Piazzas come in all different shapes and sizes.

Piazza San Pier Maggiore is a city “hinge”. The main street joining it to the centre – Borgo San Piero – runs straight into commercial hub of the Renaissance city at Mercato Vecchio. It’s a tendril sprung out from the core of the city in the early Middle Ages as the Roman walls became too small to accommodate the population. In fact, it is the extension of the main east-west artery of the Roman town of Florentia – the decumanus – and heads out, beyond the piazza, out of the city east, towards Arezzo. The piazza formed around the church and the city gate on the second (late twelfth century) set of walls just beyond. From there, outside the walls, streets radiate in three different locations, the channeled movement directing to different districts (including Sant’Ambrogio to the East and Monteloro to the North). As an important node Piazza San Pier Maggiore attracted powerful residents – like the Donati and Albizi – as well as being the stage for various urban rituals. It was also a thriving commercial area, adjacent to the gates, where taverns and other amenities provided for travelers.

The Piazza San Piero is quite an unusual space – it has none of the regular forms or columnated order of the “ideal piazza”, and yet it was a key space in the city, both for its association to a number of leading city families, and for the presence there of the most important and oldest Benedictine convent in the Florence, dating from at least 1066.

The space had acquired its form by the end of the twelth century, as the road leading from the city towards Arezzo (Borgo San Piero) widened out in front of the church of San Piero Maggiore, and before the city’s eastern gate, just beyond – and also now-demolished. All that remains of the church today is a seventeenth-century three bay portico originally built to buttress the ancient church. Facing it, across the square is a fourteenth-century palace of the Corbizi, with distinctive stepped overhangs that allowed the building to be larger on its upper floors. Flanking the palace to the left is a medieval tower, alegedly belonging to Corso Donati, whose constant fighting with neighbouring Cerchi family won him a place in Dante’s Divine Comedy as one of the instigators of the city’s thirteenth-century factional split between black and white guelphs.
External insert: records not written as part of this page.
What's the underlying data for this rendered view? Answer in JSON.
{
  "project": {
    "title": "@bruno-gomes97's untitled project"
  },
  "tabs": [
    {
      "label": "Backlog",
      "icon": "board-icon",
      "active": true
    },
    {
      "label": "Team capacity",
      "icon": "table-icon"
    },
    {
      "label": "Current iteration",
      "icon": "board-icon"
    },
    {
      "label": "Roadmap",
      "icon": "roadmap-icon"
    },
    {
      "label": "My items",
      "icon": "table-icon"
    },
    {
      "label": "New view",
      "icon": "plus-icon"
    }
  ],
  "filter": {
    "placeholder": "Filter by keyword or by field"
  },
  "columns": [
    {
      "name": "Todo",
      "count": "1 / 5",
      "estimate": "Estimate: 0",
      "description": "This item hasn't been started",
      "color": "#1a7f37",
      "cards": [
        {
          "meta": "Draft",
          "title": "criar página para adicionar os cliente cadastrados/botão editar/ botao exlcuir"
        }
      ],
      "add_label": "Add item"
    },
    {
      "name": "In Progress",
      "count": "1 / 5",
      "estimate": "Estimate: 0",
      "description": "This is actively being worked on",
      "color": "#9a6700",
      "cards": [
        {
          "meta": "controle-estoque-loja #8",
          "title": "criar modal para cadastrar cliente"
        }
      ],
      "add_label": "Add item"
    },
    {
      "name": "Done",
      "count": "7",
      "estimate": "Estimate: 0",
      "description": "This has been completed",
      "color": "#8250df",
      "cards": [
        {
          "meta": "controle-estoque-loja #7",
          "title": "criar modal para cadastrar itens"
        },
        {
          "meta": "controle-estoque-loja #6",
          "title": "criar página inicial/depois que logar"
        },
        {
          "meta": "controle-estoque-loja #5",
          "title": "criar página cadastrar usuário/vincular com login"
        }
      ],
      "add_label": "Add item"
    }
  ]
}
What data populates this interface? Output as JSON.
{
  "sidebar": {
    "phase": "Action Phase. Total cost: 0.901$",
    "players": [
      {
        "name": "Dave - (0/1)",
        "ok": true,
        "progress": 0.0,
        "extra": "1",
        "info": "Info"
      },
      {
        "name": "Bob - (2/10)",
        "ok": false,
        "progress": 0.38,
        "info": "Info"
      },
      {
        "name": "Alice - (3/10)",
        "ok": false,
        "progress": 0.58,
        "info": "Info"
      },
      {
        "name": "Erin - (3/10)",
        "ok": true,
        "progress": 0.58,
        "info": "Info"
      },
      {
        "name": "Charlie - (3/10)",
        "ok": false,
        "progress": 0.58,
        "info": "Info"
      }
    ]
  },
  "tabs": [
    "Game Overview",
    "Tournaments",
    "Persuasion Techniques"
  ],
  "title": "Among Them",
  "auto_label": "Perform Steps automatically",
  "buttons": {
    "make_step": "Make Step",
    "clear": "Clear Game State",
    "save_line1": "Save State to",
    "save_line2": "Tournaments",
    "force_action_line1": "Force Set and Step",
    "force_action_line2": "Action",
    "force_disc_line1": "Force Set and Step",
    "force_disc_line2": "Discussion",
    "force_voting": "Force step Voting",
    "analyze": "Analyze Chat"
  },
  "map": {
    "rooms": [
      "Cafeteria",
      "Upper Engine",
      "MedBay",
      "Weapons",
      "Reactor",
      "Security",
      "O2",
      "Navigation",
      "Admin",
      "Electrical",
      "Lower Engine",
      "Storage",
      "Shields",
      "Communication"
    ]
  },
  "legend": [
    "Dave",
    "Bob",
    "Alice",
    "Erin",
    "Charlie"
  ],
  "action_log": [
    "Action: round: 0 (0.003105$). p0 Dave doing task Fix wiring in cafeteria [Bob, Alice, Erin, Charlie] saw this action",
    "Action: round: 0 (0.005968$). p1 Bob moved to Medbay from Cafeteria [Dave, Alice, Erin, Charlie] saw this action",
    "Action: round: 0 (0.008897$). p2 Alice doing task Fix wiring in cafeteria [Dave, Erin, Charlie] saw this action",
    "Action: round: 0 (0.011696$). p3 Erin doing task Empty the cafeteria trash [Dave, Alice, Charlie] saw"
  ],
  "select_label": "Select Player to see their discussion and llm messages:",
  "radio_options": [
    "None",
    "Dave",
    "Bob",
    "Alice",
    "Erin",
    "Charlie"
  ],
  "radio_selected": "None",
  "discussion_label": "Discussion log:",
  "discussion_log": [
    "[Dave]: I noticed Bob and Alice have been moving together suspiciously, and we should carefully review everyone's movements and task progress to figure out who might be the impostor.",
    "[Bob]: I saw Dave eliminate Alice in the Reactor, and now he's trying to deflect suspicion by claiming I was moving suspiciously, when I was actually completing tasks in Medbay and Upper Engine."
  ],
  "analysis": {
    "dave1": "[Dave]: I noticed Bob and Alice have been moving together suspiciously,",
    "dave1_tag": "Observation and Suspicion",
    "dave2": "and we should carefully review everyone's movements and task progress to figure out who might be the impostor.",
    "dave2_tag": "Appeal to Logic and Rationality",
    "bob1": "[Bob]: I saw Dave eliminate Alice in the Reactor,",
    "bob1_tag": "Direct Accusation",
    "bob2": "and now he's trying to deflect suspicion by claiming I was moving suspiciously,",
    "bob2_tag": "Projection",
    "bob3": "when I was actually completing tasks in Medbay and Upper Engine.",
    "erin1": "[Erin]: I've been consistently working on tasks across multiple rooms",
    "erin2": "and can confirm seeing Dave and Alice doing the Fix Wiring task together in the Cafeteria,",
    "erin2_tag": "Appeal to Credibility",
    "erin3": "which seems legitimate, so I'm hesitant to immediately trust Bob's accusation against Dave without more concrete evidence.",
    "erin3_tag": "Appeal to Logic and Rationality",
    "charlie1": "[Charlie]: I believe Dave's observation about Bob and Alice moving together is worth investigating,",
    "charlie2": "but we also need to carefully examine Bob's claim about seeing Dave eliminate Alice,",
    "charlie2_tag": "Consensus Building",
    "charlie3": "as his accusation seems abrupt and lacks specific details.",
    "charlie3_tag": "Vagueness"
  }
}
As Giovanni says, during the Renaissance the Albizi had become the key family on the square and the principal ritual played out there was the remarkable “marriage” between the Abbess and each new Bishop of Florence. This event symbolically sealed a relationship between equals between male bishop and female monastic orders; as Sharon Strocchia has argued, the changing nature of that relationship by the later sixteenth century “recast the abbess as a dutiful daughter subject to paternal commands, rather than as a subordinate but still powerful wife.” The decline of the fortunes of the convent of San Piero (and its associated rituals) can be seen by the eventual erasure of the church itself, demolished as unsafe in the eighteenth century.

Fabrizio Nevola

While you’re here you may like to try the new Hidden Florence 3D app that shows you how the church of San Pier Maggiore originally appeared. Read more about this here. Download it now!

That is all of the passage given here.